How has farming changed in the United States?

In the 1700s, English farmers settled in New England villages; Dutch, German, Swedish, Scotch-Irish, and English farmers settled on Middle Colony farmsteads; English and some French farmers settled on plantations in tidewater and on isolated Southern Colony farmsteads in Piedmont; Spanish immigrants, mostly indentured servants, settled the Southwest and California. Farmers endured a rough pioneer life while adapting to their new environments, and by the 1800s small family farms grew and sold crops such as wheat, cotton, corn, and rice. But the work was hard and slow going: In 1830, it took 250 to 300 hours of labor to produce 100 bushels (5 acres) of wheat with very basic tools. The growth of farming brought many labor-saving devices to nineteenth- and early-twentieth-century farm life, including reaping and threshing machines, which replaced work done by hand. Today, with modern methods of agriculture that include complex machinery, scientific breeding, and chemical pesticides, farms require far fewer workers.
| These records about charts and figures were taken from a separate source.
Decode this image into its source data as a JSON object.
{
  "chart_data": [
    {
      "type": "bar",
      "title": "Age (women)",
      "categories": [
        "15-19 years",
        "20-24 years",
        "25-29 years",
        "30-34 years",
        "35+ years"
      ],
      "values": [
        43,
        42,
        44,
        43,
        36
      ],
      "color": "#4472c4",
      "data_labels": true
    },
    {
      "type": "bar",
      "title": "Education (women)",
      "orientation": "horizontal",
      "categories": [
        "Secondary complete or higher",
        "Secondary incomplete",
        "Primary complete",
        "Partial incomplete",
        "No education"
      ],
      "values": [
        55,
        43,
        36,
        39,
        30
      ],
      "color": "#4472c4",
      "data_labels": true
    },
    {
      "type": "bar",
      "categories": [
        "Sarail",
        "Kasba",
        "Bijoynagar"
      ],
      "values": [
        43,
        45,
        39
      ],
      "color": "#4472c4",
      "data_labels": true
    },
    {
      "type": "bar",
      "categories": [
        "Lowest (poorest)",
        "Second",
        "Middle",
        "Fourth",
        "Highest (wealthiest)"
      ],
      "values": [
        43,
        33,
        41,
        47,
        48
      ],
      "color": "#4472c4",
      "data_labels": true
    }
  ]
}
Before the Industrial Revolution (beginning in the 1800s in the United States), most people lived and worked on farms. In 1935, there were 6.8 million farms in the United States, and the average farmer produced enough food each year to feed about 20 people. In 2007, the number of farms was down to about 2.2 million, yet the average U.S. farmer produced enough food to feed almost 130 people. Average farm size in 1935 was smaller than it is today, about 155 acres (63 hectares) compared to about 446 acres (180 hectares) today.